Re: [tesseract-ocr] Re: Training from Scratch

Lorenzo Bolzani Mon, 27 Nov 2023 07:52:42 -0800

Hi Simon, yes, I think the instructions you can give to the segmentation
step are quite limited, mostly the PSM parameter and I suppose a few minor
ones. There is something about tables but I've never used it and yours
might be too small for this to work. Yes, you should be able to see what is
happening looking at the HOCR file.


You could also try the attached script, it was made for the 4.x version but
might work with 5.x too. It draws boxes around letters according to the
tesseract output. I'm attaching the output on a simple text and on several
crops from your image: only in the clean one you can see the text boxes.
You can do the same from the HOCR file.

Yes, you still need to fine tune for the new character. I was able to train
up to 57k iterations still improving the results on a test dataset.
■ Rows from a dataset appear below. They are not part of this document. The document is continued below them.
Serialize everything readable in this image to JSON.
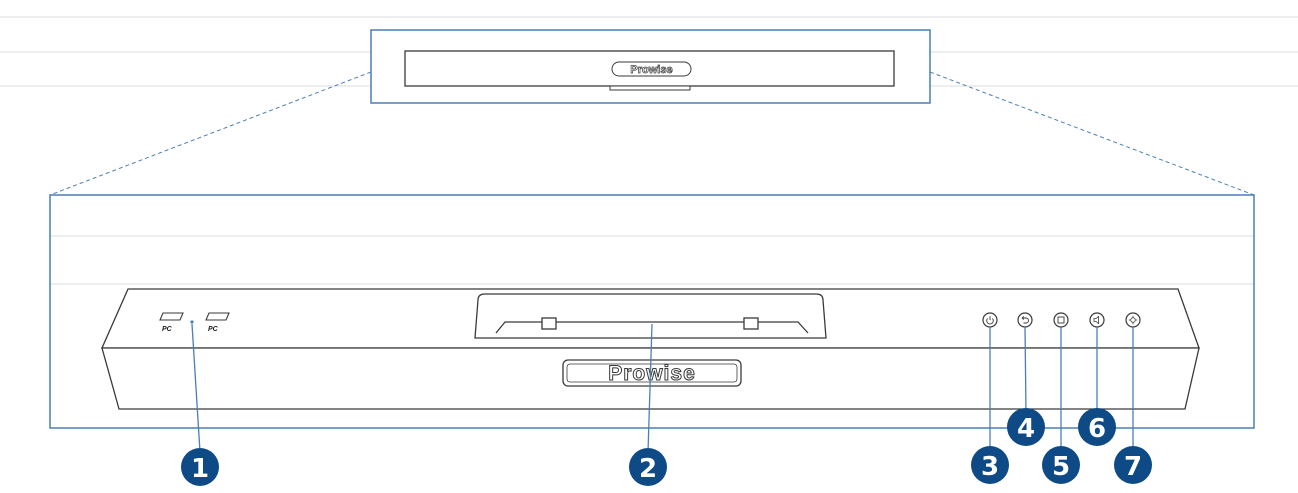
{
  "colors": {
    "outline": "#4a7fb5",
    "panel_line": "#3a3a3a",
    "guide_line": "#d8dce2",
    "callout_fill": "#0e4a86",
    "callout_text": "#ffffff"
  },
  "top_view": {
    "logo": "Prowise"
  },
  "front_view": {
    "logo": "Prowise",
    "ports": [
      {
        "label": "PC",
        "icon": "usb-port-icon"
      },
      {
        "label": "PC",
        "icon": "usb-port-icon"
      }
    ],
    "buttons": [
      {
        "icon": "power-button-icon"
      },
      {
        "icon": "return-button-icon"
      },
      {
        "icon": "menu-button-icon"
      },
      {
        "icon": "volume-button-icon"
      },
      {
        "icon": "settings-button-icon"
      }
    ]
  },
  "callouts": [
    "1",
    "2",
    "3",
    "4",
    "5",
    "6",
    "7"
  ]
}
You
need to fine tune including the new symbols AND all the other symbols you
expect to recognize in the training dataset.


I'm not sure if you are using something like this:

 merge_unicharsets $(TESSDATA)/$(CONTINUE_FROM).lstm-unicharset
$(TRAIN)/my.unicharset  "$@"

if so, you can replace it with:

 cp "$(TRAIN)/my.unicharset" "data/unicharset"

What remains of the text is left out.